PORTLAND — An F rating means a “fabulous” or “family” school — anything but “failing,” parents said Thursday afternoon outside Hall Elementary School.
About two dozen parents gathered there to greet staff members — and support them — a day after the school got an F under the Maine Department of Education’s new grading system.
“We just wanted the teachers to walk away feeling good,” said Rochelle Hale, who brought sunflowers to hand out to the staff.
Hale, whose sons are in the first and fifth grades at Hall Elementary, is one of several parents who started talking Thursday morning about what they could do to show the school’s staff their support.
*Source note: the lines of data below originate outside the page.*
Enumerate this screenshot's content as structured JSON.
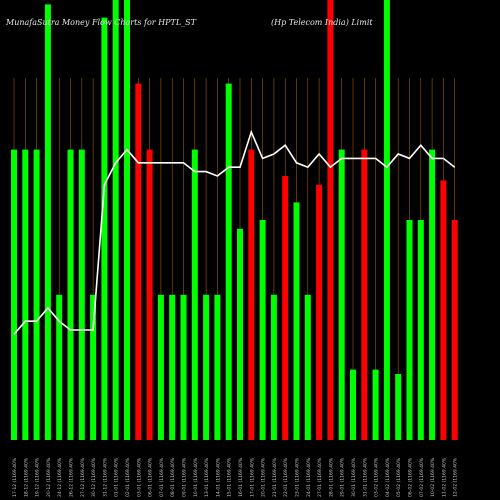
{
  "header": {
    "left": "MunafaSutra  Money Flow  Charts for HPTL_ST",
    "right": "(Hp Telecom India) Limit"
  },
  "chart_data": {
    "type": "bar",
    "colors": {
      "up": "#00ff00",
      "down": "#ff0000",
      "line": "#ffffff",
      "grid": "#a05a00",
      "background": "#000000",
      "label": "#c8c8c8"
    },
    "ylim": [
      0,
      100
    ],
    "categories": [
      "17-12 (1169.40%",
      "18-12 (1169.40%",
      "19-12 (1169.40%",
      "20-12 (1169.40%",
      "24-12 (1169.40%",
      "26-12 (1169.40%",
      "27-12 (1169.40%",
      "30-12 (1169.40%",
      "31-12 (1169.40%",
      "01-01 (1169.40%",
      "02-01 (1169.40%",
      "03-01 (1169.40%",
      "06-01 (1169.40%",
      "07-01 (1169.40%",
      "08-01 (1169.40%",
      "09-01 (1169.40%",
      "10-01 (1169.40%",
      "13-01 (1169.40%",
      "14-01 (1169.40%",
      "15-01 (1169.40%",
      "16-01 (1169.40%",
      "17-01 (1169.40%",
      "20-01 (1169.40%",
      "21-01 (1169.40%",
      "22-01 (1169.40%",
      "23-01 (1169.40%",
      "24-01 (1169.40%",
      "27-01 (1169.40%",
      "28-01 (1169.40%",
      "29-01 (1169.40%",
      "30-01 (1169.40%",
      "31-01 (1169.40%",
      "03-02 (1169.40%",
      "04-02 (1169.40%",
      "05-02 (1169.40%",
      "06-02 (1169.40%",
      "07-02 (1169.40%",
      "10-02 (1169.40%",
      "11-02 (1169.40%",
      "12-02 (1169.40%"
    ],
    "series": [
      {
        "type": "bar",
        "values": [
          66,
          66,
          66,
          99,
          33,
          66,
          66,
          33,
          96,
          100,
          100,
          81,
          66,
          33,
          33,
          33,
          66,
          33,
          33,
          81,
          48,
          66,
          50,
          33,
          60,
          54,
          33,
          58,
          100,
          66,
          16,
          66,
          16,
          100,
          15,
          50,
          50,
          66,
          59,
          50
        ],
        "directions": [
          "up",
          "up",
          "up",
          "up",
          "up",
          "up",
          "up",
          "up",
          "up",
          "up",
          "up",
          "down",
          "down",
          "up",
          "up",
          "up",
          "up",
          "up",
          "up",
          "up",
          "up",
          "down",
          "up",
          "up",
          "down",
          "up",
          "up",
          "down",
          "down",
          "up",
          "up",
          "down",
          "up",
          "up",
          "up",
          "up",
          "up",
          "up",
          "down",
          "down"
        ]
      },
      {
        "type": "line",
        "values": [
          24,
          27,
          27,
          30,
          27,
          25,
          25,
          25,
          58,
          63,
          66,
          63,
          63,
          63,
          63,
          63,
          61,
          61,
          60,
          62,
          62,
          70,
          64,
          65,
          67,
          63,
          62,
          65,
          62,
          64,
          64,
          64,
          64,
          62,
          65,
          64,
          67,
          64,
          64,
          62
        ]
      }
    ]
  }
}
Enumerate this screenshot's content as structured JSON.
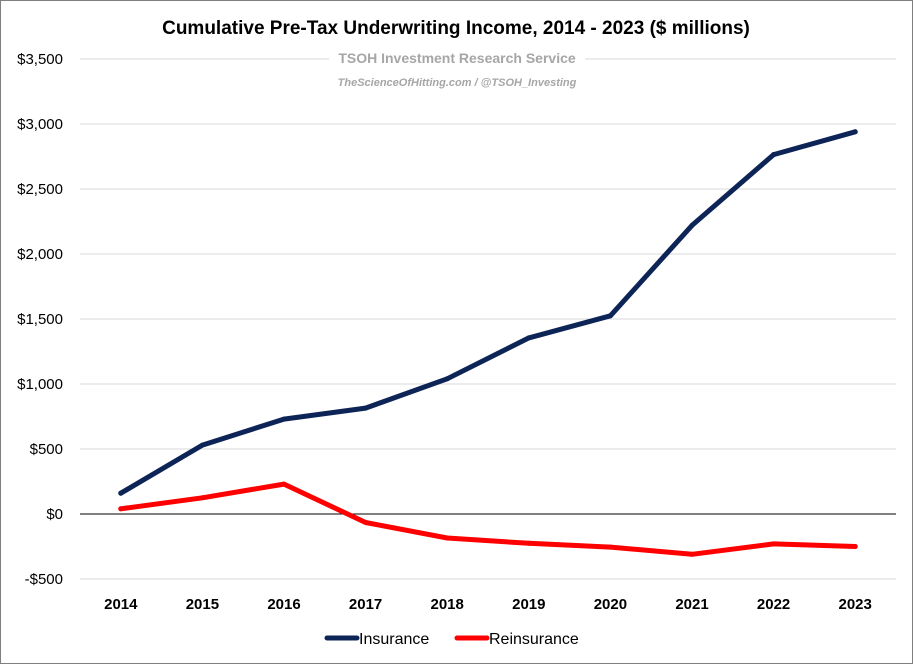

Word of the after-school rally was spread through email chains and Facebook posts.
Once students were released Thursday afternoon, they joined their parents holding up posters that read, “We (heart) Hall” and “We give Hall an A+.”
“This is what our school is all about,” said Assistant Principal Gloria Noyes, who had tears in her eyes.
Noyes said administrators were worried about morale being down at the school even before the state’s grades came out Wednesday, because of positions getting cut in next year’s budget. Hall was one of 32 elementary schools in Maine that got an F.
“I think this helps greatly,” Noyes said of the rally. “I feel like we can move mountains.”
Hall Elementary faced its first hurdle of the school year within two weeks of the start of classes in September, when a fire displaced students and staff members for three weeks.
Several people at Thursday’s rally noted that students took the assessment test used in the calculation of schools’ grades three days after returning to Hall Elementary on Orono Road from the former Cathedral School, downtown.
“To dismiss that it wasn’t a factor would be shortsighted,” said Principal Cynthia Remick.
Knowing the school’s scores on the assessment test, Remick said, she had an idea of what its grade would be. Still, she said, “it was quite a blow” to see the F.
Asked what the rally meant to her staff, Remick got choked up.
“To see this,” she said, “it’s just very reaffirming that we are doing good things and people support us.”
Rita Rubin-Long, a second-grade teacher at Hall Elementary, said she doesn’t want to make excuses for the grade and knows that every school can improve. But judging the school by a certain test score doesn’t give a complete picture of what’s happening in the classrooms and the halls, she said.
“They learn about loving reading. They learn about loving math. They’re writers. They do plays. They learn about being safe, kind, fair,” said Rubin-Long.
“The kinds of things you need to learn at a school to motivate you in life, that’s what you learn at Hall school,” she said.